Jonathan Edwards, a Congregationalist theologian, was born in 1703 the fifth child of 11 children (the only son) in Connecticut Colony. A precocious child who entered Yale at 13, he became an enthusiastic student of nature and science. In 1720, he began his resolutions for his own conduct: To speak with truth; never to speak evil of others; to shun anger and revenge; to be temperate in eating and drinking; to be agreeable, peaceable, compassionate and charitable.
During the next few years, Edwards added to his resolutions, focusing resolutions about living: Resolved, never to lose one moment of time ... to live with all my might, while I do live. And another: I will live so, as I shall wish I had done, when I come to die. Edwards also followed up his resolutions: Resolved, to inquire every night, before I go to bed, whether I have acted in the best way I possibly could ... to ask myself at the end of every day, week, month and year, wherein I could possibly in any respect have done better.
Looking at the adversities of life, Edwards pointed to duty: Resolved, when I fear misfortunes and adversities, to examine whether I have done my duty, and resolve to do it; and let it be just as providence orders it..." He asks himself if afflictions can be good: Resolved, after afflictions, to inquire, what I am the better for them, what good I have got by them, and what I might have got by them.
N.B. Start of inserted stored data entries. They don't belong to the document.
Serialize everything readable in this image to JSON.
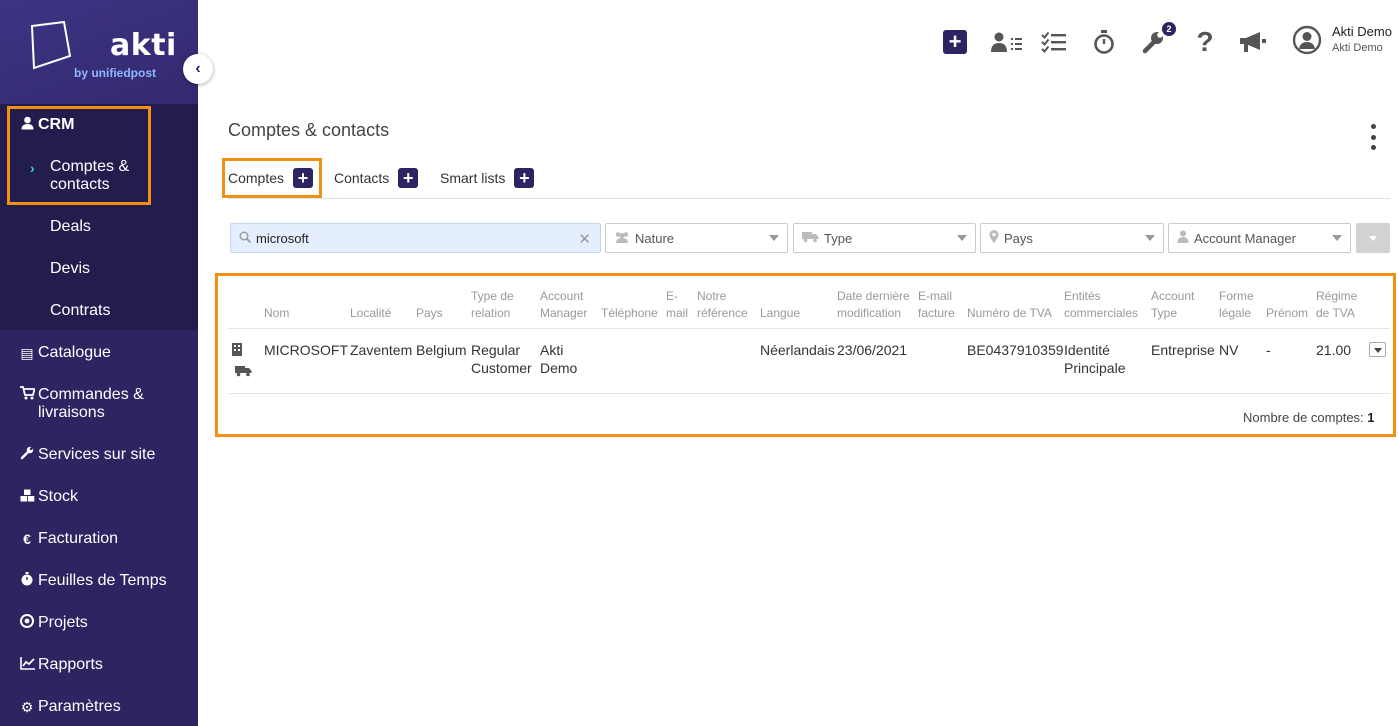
{
  "sidebar": {
    "logo_text": "akti",
    "logo_sub": "by unifiedpost",
    "crm": {
      "label": "CRM",
      "icon": "user-icon"
    },
    "crm_items": [
      {
        "label_line1": "Comptes &",
        "label_line2": "contacts",
        "active": true
      },
      {
        "label": "Deals"
      },
      {
        "label": "Devis"
      },
      {
        "label": "Contrats"
      }
    ],
    "items": [
      {
        "label": "Catalogue",
        "icon": "book-icon"
      },
      {
        "label_line1": "Commandes &",
        "label_line2": "livraisons",
        "icon": "cart-icon"
      },
      {
        "label": "Services sur site",
        "icon": "wrench-icon"
      },
      {
        "label": "Stock",
        "icon": "boxes-icon"
      },
      {
        "label": "Facturation",
        "icon": "euro-icon"
      },
      {
        "label": "Feuilles de Temps",
        "icon": "stopwatch-icon"
      },
      {
        "label": "Projets",
        "icon": "target-icon"
      },
      {
        "label": "Rapports",
        "icon": "chart-icon"
      },
      {
        "label": "Paramètres",
        "icon": "gear-icon"
      }
    ]
  },
  "topbar": {
    "badge_count": "2",
    "user_name": "Akti Demo",
    "user_company": "Akti Demo"
  },
  "page": {
    "title": "Comptes & contacts",
    "tabs": [
      {
        "label": "Comptes",
        "active": true
      },
      {
        "label": "Contacts"
      },
      {
        "label": "Smart lists"
      }
    ]
  },
  "filters": {
    "search_value": "microsoft",
    "nature": "Nature",
    "type": "Type",
    "pays": "Pays",
    "account_manager": "Account Manager"
  },
  "table": {
    "headers": [
      {
        "l1": "",
        "l2": "Nom"
      },
      {
        "l1": "",
        "l2": "Localité"
      },
      {
        "l1": "",
        "l2": "Pays"
      },
      {
        "l1": "Type de",
        "l2": "relation"
      },
      {
        "l1": "Account",
        "l2": "Manager"
      },
      {
        "l1": "",
        "l2": "Téléphone"
      },
      {
        "l1": "E-",
        "l2": "mail"
      },
      {
        "l1": "Notre",
        "l2": "référence"
      },
      {
        "l1": "",
        "l2": "Langue"
      },
      {
        "l1": "Date dernière",
        "l2": "modification"
      },
      {
        "l1": "E-mail",
        "l2": "facture"
      },
      {
        "l1": "",
        "l2": "Numéro de TVA"
      },
      {
        "l1": "Entités",
        "l2": "commerciales"
      },
      {
        "l1": "Account",
        "l2": "Type"
      },
      {
        "l1": "Forme",
        "l2": "légale"
      },
      {
        "l1": "",
        "l2": "Prénom"
      },
      {
        "l1": "Régime",
        "l2": "de TVA"
      }
    ],
    "rows": [
      {
        "nom": "MICROSOFT",
        "localite": "Zaventem",
        "pays": "Belgium",
        "type_relation_1": "Regular",
        "type_relation_2": "Customer",
        "account_manager_1": "Akti",
        "account_manager_2": "Demo",
        "langue": "Néerlandais",
        "date_modif": "23/06/2021",
        "tva": "BE0437910359",
        "entites_1": "Identité",
        "entites_2": "Principale",
        "account_type": "Entreprise",
        "forme_legale": "NV",
        "prenom": "-",
        "regime_tva": "21.00"
      }
    ],
    "count_label": "Nombre de comptes:",
    "count_value": "1"
  }
}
Edwards, who frequently meditated on death as a way to understand life, lived to age 54. The father of 11 children, his descendants have left a large legacy in America. Of 400 traced descendants, there were 13 college presidents, 65 professors, 100+ lawyers, 30 judges, 66 physicians, 80 holders of public office (including three senators, three mayors, three state governors, one controller of the United States Treasury, and one vice president of the United States (Aaron Burr elected 1801).